Sunday, January 24, 2010

The Hills


Hey. So...I don't know...you know, right? Maybe you don't. I'll fill you in.

We went to visit Marilyn on Friday and had another great chat with her family. They are great people. ("I have only just met you but I love you."a la UP) After we left they called us to tell us that she had passed away. Then my heart was broken. Not because I was close with Marilyn, but because I didn't want them to have to go through that. Too sad. Also, I couldn't help but "liken" the situation to myself. They had a beautiful collage of Marilyn and it was amazing how much she looked like my mom. Same hairstyles, same clothes - they grew up in the same time bubble. I couldn't help but think about what they must feel like. Then I was not ok. I couldn't live a minute without my Mom and right then I made her promise me that she would live forever. Her answer came via text and it was while she was driving, so I don't know how sincere she is. Shame on her. But I forgive her because I love her with all of me and then some.

I remembered the feelings I had when my own dad passed away from cancer when I was 17. Lexi came down into my room early one morning and simply said,"He's gone." It was as if the emotions Relief, Grief, Peace, Longing, Happiness, and Wonder were blended up for me and I drank them down. The result was ok-ness. Peace prevailed. People came over and awed that we were not crying. But the prayers of our friends and the love of a sorrowful Heavenly Father, whom I believe only took my Dad because He needed him more, buoyed us up and carried us around through that time. Hearing all the stories and seeing all the people whose lives Dad touched was uplifting and happy. Now I'm on the outside looking in - feeling the same way the people who watched us felt. I'm wondering how Marilyn's family will get by. They just will. What choice do they have? I hope they will have the same feelings and help we had.

I also remember when the prayers and thoughts and donuts and visitors slowed down and eventually stopped. It was a physical feeling. Like we were set back down on the ground. It taught me to try to keep those going through troubles in my thoughts long after the commotion dies down.

To clear my head and simultaneously torture myself, I went for a long run. I thought and thought and thought, not noticing what was going on around me. Suddenly, everything felt easier. I felt almost... good? I pulled out of my thoughts and looked around. I had just finished climbing a long, ugly hill and was on flat ground. I wanted to kiss it. "Thank you for being flat", I thought. I realized that I wouldn't care at all if the ground was flat if I hadn't just climbed that hill. I hate hills. They're the worst. But they sure make you grateful for the flat ground. I'm sorry that we have hills in our life. I've had a few big ones and some other more rolly ones. They weren't any fun but they made me stronger and more able to handle the ones that are inevitably coming up. They also made me grateful for the times when there aren't any and put into perspective the size of the ones I do face.

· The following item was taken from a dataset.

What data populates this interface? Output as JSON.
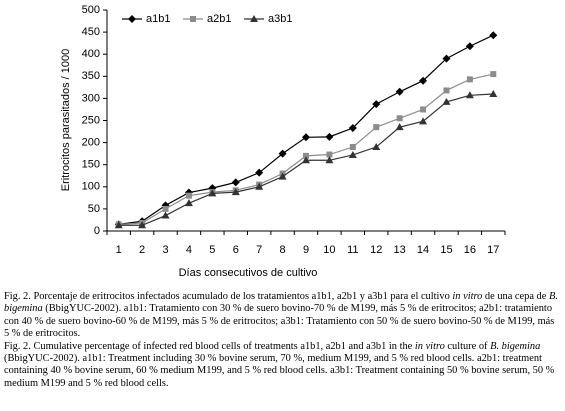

Mary Beth and Joe and their families have to face a giant hill. I wish I could give them a ride. I wish they didn't have to do it at all. I guess all I can do is keep praying that they'll have the strength and endurance they are going to need.

And maybe bring them some socks.

5 comments:

shel7by said...

who am I? Miley Cyrus? It's the cliiiiiimb!

go boo boo said...

beautiful.

Ashley said...

I loved that.

Unknown said...

I love that you can put in words how I felt back then. I don't have that ability. I loved it so much.

Melanie said...

Loved this so much Shel. It makes me miss my friend. Why are we so far?